The Zips, with a talent laden squad that features the should-be Harmon Trophy winner in Steve Zakuani, lost against luck and bad decision-making Sunday.

Akron won 17 games, was the National Soccer Coaches Association of America’s No. 2 team in the country two separate times this season, and was a team that yielded less than a half goal per game.

They beat national contenders at the beginning of the season and at the end. They won the Mid-American Conference regular season and tournament.

And none of it mattered.

The Zips were given the No. 5 seed in the NCAA tournament, which guaranteed two home games if they won the first.

After weather conditions moved Wednesday’s second-round tilt against Ohio State to St. Vincent-St. Mary’s High School, UA head coach Caleb Porter was told his team wouldn’t be playing at home Sunday because Lee Jackson Field was unplayable.

Even though it was still four days away. Even though they had the second-best record in the country and even though their record was good enough to earn that right. Once the committee made its decision, there is no appeal process.

The weather apparently wasn’t much better in Evanston, Ill. Freezing rain and 20 mile-per-hour wind gusts doesn’t sound much better. Worse, Porter said he talked to a groundskeeper who told him the field was definitely playable on Sunday.

I think it’s a travesty that our team was stripped of that right when we worked so hard to gain it, Porter said.

When Porter calls the decision mind-boggling and unfair he’s not whining or not trying to make the loss look better. In fact, he’s adamant about not using it as a crutch or a reason they lost. He repeatedly said so and he’s half right.

His team was a true national-championship contender, better, some people think, than the 2005 team that went to the national quarterfinals and lost to Maryland, the eventual national champion, in a double-overtime shootout.

The Zips did lose fairly to Northwestern Sunday. They slipped and let a shot hit the back of the net and couldn’t break through the Wildcat’s defense.

But it’s a tainted loss because the Zips were, as Porter points out, put in a worst position than a team that was unseeded.

Because the loss was tainted, in some ways the tournament itself is.

The goal of any tournament or playoffs, even the BCS, is to determine the best team in the country.

When they take a home game away from a team that played all season long for the chance to play at home in that game, it has to be tainted.

The team with what the committee itself deemed to be an inferior season was rewarded.

Porter also correctly points out that the progress the Zips made this season and in the last four, the best four year run in program history, going 63-12-11.
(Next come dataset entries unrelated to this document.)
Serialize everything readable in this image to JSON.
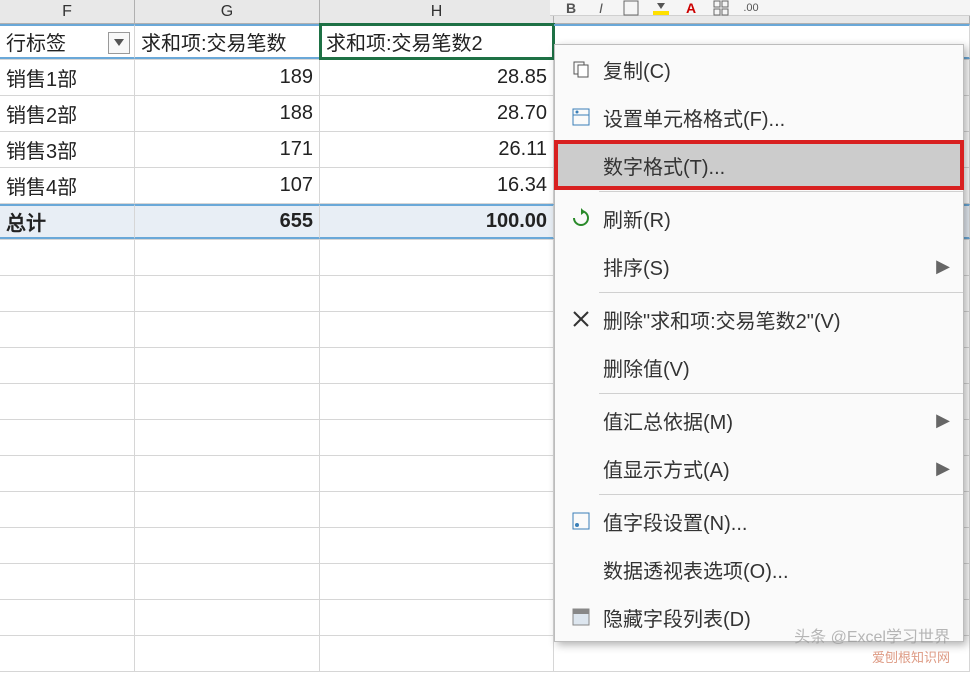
{
  "columns": {
    "F": "F",
    "G": "G",
    "H": "H"
  },
  "pivot": {
    "headers": {
      "row_label": "行标签",
      "sum_field1": "求和项:交易笔数",
      "sum_field2": "求和项:交易笔数2"
    },
    "rows": [
      {
        "label": "销售1部",
        "v1": "189",
        "v2": "28.85"
      },
      {
        "label": "销售2部",
        "v1": "188",
        "v2": "28.70"
      },
      {
        "label": "销售3部",
        "v1": "171",
        "v2": "26.11"
      },
      {
        "label": "销售4部",
        "v1": "107",
        "v2": "16.34"
      }
    ],
    "total": {
      "label": "总计",
      "v1": "655",
      "v2": "100.00"
    }
  },
  "context_menu": {
    "items": [
      {
        "icon": "copy-icon",
        "label": "复制(C)",
        "sep_after": false
      },
      {
        "icon": "format-cells-icon",
        "label": "设置单元格格式(F)...",
        "sep_after": false
      },
      {
        "icon": "",
        "label": "数字格式(T)...",
        "highlighted": true,
        "sep_after": true
      },
      {
        "icon": "refresh-icon",
        "label": "刷新(R)",
        "sep_after": false
      },
      {
        "icon": "",
        "label": "排序(S)",
        "submenu": true,
        "sep_after": true
      },
      {
        "icon": "remove-icon",
        "label": "删除\"求和项:交易笔数2\"(V)",
        "sep_after": false
      },
      {
        "icon": "",
        "label": "删除值(V)",
        "sep_after": true
      },
      {
        "icon": "",
        "label": "值汇总依据(M)",
        "submenu": true,
        "sep_after": false
      },
      {
        "icon": "",
        "label": "值显示方式(A)",
        "submenu": true,
        "sep_after": true
      },
      {
        "icon": "field-settings-icon",
        "label": "值字段设置(N)...",
        "sep_after": false
      },
      {
        "icon": "",
        "label": "数据透视表选项(O)...",
        "sep_after": false
      },
      {
        "icon": "hide-fields-icon",
        "label": "隐藏字段列表(D)",
        "sep_after": false
      }
    ]
  },
  "toolbar": {
    "bold": "B",
    "italic": "I",
    "decimal": ".00"
  },
  "watermark": {
    "line1": "头条 @Excel学习世界",
    "line2": "爱刨根知识网"
  }
}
They’ll be ranked in the top three at the beginning of next season and challenge for the national championship all season. And with the young core returning, and one of the best recruiting classes in the country coming in (again), they won’t just compete next year but will be a power for years, if Porter stays on.

Upsets do happen, especially in college athletics, and the better team doesn’t always advance in the tournament (see Doug Penno reference at the top of the story).

But to not give them the advantage they deserved by letting them play at Lee Jackson, or if it wasn’t playable, at St. V’s again is truly mind-boggling.